Liu Yang, Gao Xinbo, Han Jungong, Shao Ling
IEEE Trans Cybern. 2023 Jun;53(6):3794-3805. doi: 10.1109/TCYB.2022.3164142. Epub 2023 May 17.
Zero-shot learning (ZSL) aims to classify unseen samples based on the relationship between the learned visual features and semantic features. Traditional ZSL methods typically capture the underlying multimodal data structures by learning an embedding function between the visual space and the semantic space with the Euclidean metric. However, these models suffer from the hubness problem and domain bias problem, which leads to unsatisfactory performance, especially in the generalized ZSL (GZSL) task. To tackle such a problem, we formulate a discriminative cross-aligned variational autoencoder (DCA-VAE) for ZSL. The proposed model effectively utilizes a modified cross-modal-alignment variational autoencoder (VAE) to transform both visual features and semantic features obtained by the discriminative cosine metric into latent features. The key to our method is that we collect principal discriminative information from visual and semantic features to construct latent features which contain the discriminative multimodal information associated with unseen samples. Finally, the proposed model DCA-VAE is validated on six benchmarks including the large dataset ImageNet, and several experimental results demonstrate the superiority of DCA-VAE over most existing embedding or generative ZSL models on the standard ZSL and the more realistic GZSL tasks.

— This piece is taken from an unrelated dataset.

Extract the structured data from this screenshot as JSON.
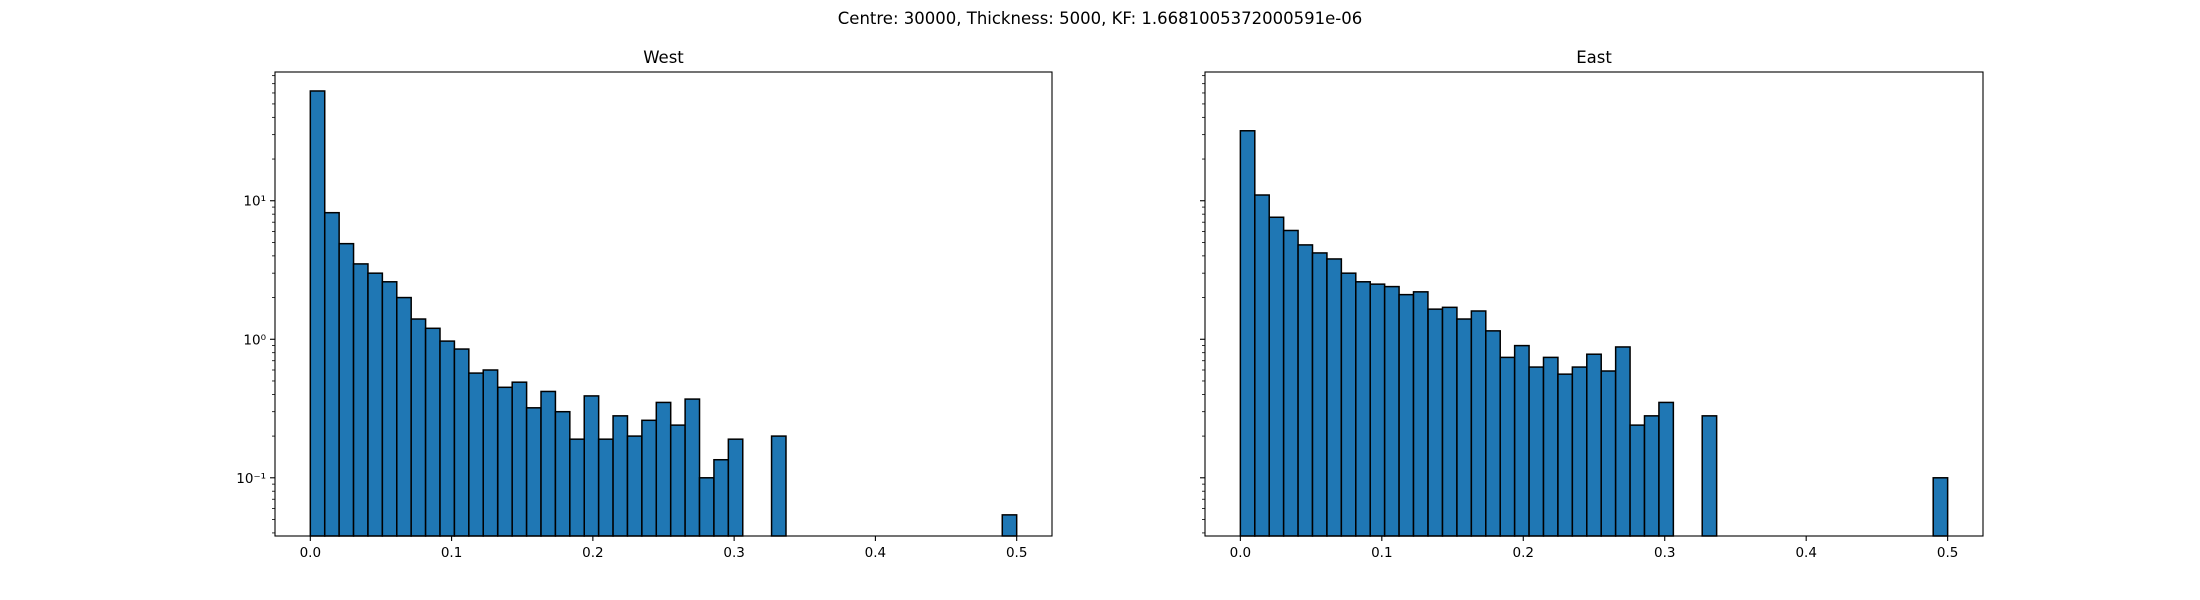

零样本学习(ZSL)旨在基于所学视觉特征和语义特征之间的关系对未见样本进行分类。传统的ZSL方法通常通过学习具有欧几里得度量的视觉空间和语义空间之间的嵌入函数来捕获潜在的多模态数据结构。然而,这些模型存在枢纽性问题和域偏差问题,这导致性能不尽人意,尤其是在广义ZSL(GZSL)任务中。为了解决此类问题,我们为ZSL制定了一种判别式交叉对齐变分自编码器(DCA-VAE)。所提出的模型有效地利用了一种改进的跨模态对齐变分自编码器(VAE),将通过判别余弦度量获得的视觉特征和语义特征都转换为潜在特征。我们方法的关键在于,我们从视觉和语义特征中收集主要判别信息,以构建包含与未见样本相关的判别多模态信息的潜在特征。最后,在包括大型数据集ImageNet在内的六个基准上对所提出的模型DCA-VAE进行了验证,一些实验结果证明了DCA-VAE在标准ZSL和更实际的GZSL任务上优于大多数现有的嵌入或生成式ZSL模型。